Common Reimbursement Terms
General Insurance Terms
Co-payments
Co-payments are a sum of money that you pay each time you receive a service or product from a healthcare provider. For example, you might be charged a $15 co-payment for a visit to your physician, while your insurance company will pay the balance. Check your plan to see the amount of co-payments and deductibles required.
Deductible
Your deductible is the total amount of money you need to pay before your insurance plan begins paying its share of costs. For example, you may have a $250 deductible for hospitalization. You are obligated to pay the $250 before your insurance company will pay for any additional amounts you may incur for hospitalization.
Fee for service
A fee-for-service, or traditional, plan uses a method of charging in which a physician or other health-care professional bills for each office visit or service provided.
HMO
A Health Maintenance Organization (HMO) is an organization of healthcare personnel and facilities that provides a comprehensive range of health services to an enrolled population for a fixed sum of money paid in advance for a specified period of time. These health services include a wide variety of medical treatments and consults, inpatient and outpatient hospitalization, home health service, ambulance service, and sometimes dental and pharmacy services.
POS plan
POS means Point of Service plan, and it incorporates features of HMOs and PPOs. Patients are enrolled in an HMO but are offered the option to go outside the network for an additional cost.
PPO
A Preferred Provider Organization (PPO) is a group of physicians and/or hospitals that contract with an employer to provide services to their employees. In a PPO, the patient may go to the physician of his/her choice even if that physician does not participate in the PPO, but the patient receives a lower benefit level usually through higher deductibles and co-payments.
Public payers
Public payers are funded by government entities, and include Medicare, Medicaid, CHAMPUS (Civilian Health and Medical Program of the Uniformed Services), and state high-risk insurance pools.
Referrals
Referrals are a form of authorization by your managed care plan or primary care physician. Some insurance policies may require referrals for additional treatment and coverage. Ask your insurance provider whether physician visits, laboratory analyses, or WinRho® SDF infusion require a referral.

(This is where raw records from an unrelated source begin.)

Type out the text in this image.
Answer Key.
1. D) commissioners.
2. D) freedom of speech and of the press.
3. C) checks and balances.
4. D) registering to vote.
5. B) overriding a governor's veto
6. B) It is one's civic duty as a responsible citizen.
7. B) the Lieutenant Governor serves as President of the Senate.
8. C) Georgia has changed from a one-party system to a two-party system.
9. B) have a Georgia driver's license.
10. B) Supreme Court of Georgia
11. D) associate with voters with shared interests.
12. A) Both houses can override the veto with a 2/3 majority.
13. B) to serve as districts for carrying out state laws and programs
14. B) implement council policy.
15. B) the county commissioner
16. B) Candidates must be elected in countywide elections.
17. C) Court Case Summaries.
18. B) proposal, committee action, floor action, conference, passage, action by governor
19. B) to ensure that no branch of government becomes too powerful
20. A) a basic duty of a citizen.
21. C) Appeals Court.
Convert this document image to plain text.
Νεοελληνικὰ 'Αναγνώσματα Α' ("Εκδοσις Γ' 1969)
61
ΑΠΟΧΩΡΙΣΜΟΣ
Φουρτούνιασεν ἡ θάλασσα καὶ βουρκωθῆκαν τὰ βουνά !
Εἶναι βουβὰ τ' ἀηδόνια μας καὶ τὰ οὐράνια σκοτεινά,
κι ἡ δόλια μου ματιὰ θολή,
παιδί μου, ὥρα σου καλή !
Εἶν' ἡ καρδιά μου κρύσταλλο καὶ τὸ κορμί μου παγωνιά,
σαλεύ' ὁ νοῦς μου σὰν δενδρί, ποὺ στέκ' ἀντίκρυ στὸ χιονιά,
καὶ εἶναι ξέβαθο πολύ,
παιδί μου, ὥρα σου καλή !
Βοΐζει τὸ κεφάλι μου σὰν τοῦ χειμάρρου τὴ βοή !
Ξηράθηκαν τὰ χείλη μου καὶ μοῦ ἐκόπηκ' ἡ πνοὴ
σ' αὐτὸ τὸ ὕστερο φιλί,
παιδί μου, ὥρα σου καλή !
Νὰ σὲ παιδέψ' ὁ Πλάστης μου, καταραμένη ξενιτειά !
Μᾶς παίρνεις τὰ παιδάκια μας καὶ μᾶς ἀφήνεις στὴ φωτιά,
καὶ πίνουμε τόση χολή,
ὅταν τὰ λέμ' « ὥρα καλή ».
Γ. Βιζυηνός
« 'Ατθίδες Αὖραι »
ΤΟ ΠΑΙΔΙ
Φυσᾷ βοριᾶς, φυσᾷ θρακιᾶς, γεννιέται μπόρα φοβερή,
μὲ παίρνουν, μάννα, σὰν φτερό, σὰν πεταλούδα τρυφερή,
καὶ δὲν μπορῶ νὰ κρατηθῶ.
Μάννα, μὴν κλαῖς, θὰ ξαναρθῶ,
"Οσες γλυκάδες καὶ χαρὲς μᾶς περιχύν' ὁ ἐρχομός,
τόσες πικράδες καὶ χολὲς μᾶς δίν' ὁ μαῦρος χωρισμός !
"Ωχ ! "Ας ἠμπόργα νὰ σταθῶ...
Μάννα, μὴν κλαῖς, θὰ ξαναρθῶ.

"Transition of care" benefit
This benefit allows you to continue seeing a physician for a diagnosis even after your plan changes. For example, if your current plan allows you to see your primary physician and you transition to a new plan to which your current physician does not belong, you may be covered for seeing your physician for a specific amount of time if your employer offers the “transition of care” benefit.
Deciphering Your Insurance Plan
Following is a quick guide to how your insurance plan works.
Basic Medical Plan
Provides coverage for hospital/surgical/physician services. Also referred to as the “first part” of an insurance plan.
Medical Insurance
Offers broad coverage of most medical expenses up to the maximum benefit, offered to both group and individual insurance plans. These plans usually have deductibles and co-insurance.
Supplemental Medical Insurance
Covers those expenses not otherwise covered by the basic medical plan. Covers services at a set percentage once the beneficiary has met the deductible designated by the policy. Examples of supplemental insurance include vision and prescription.
Comprehensive Medical Insurance
The most common plan available under group health insurance. This type of plan combines both basic and major medical and pays for approved services after a deductible has been met.
Governmental Help
Following is information on legislation passed by the U.S. government that can help in your exploration of insurance coverage.
HIPAA (Health Insurance Portability and Accountability Act) AKA Kennedy/Kassebaum Act
Enacted in 1996, it helped ease the burden “pre-existing condition clauses” caused. HIPAA guarantees individual health coverage under certain circumstances when you lose group health coverage and prohibits group health plans from discrimination due to your medical condition. For more information on HIPAA, call 1-888-700-7010.
The Consolidated Omnibus Budget Reconciliation Act (COBRA)
States that employers who sponsor group health insurance plans must offer a continuation of coverage to employees and their families under certain circumstances (if hours of work have been reduced and thus employee no longer qualifies for health benefits, or if employment has been terminated for reasons other than gross misconduct). The employee has 62 days to accept or decline COBRA, and must pay the entire premium on a timely basis.
Supplemental Security Income (SSI)
Provides cash benefits to the aged, blind, and disabled, and can be applied for through your local Social Security office. Children with impairments that hinder them in school but which may not hinder them in later life are sometimes eligible for SSI.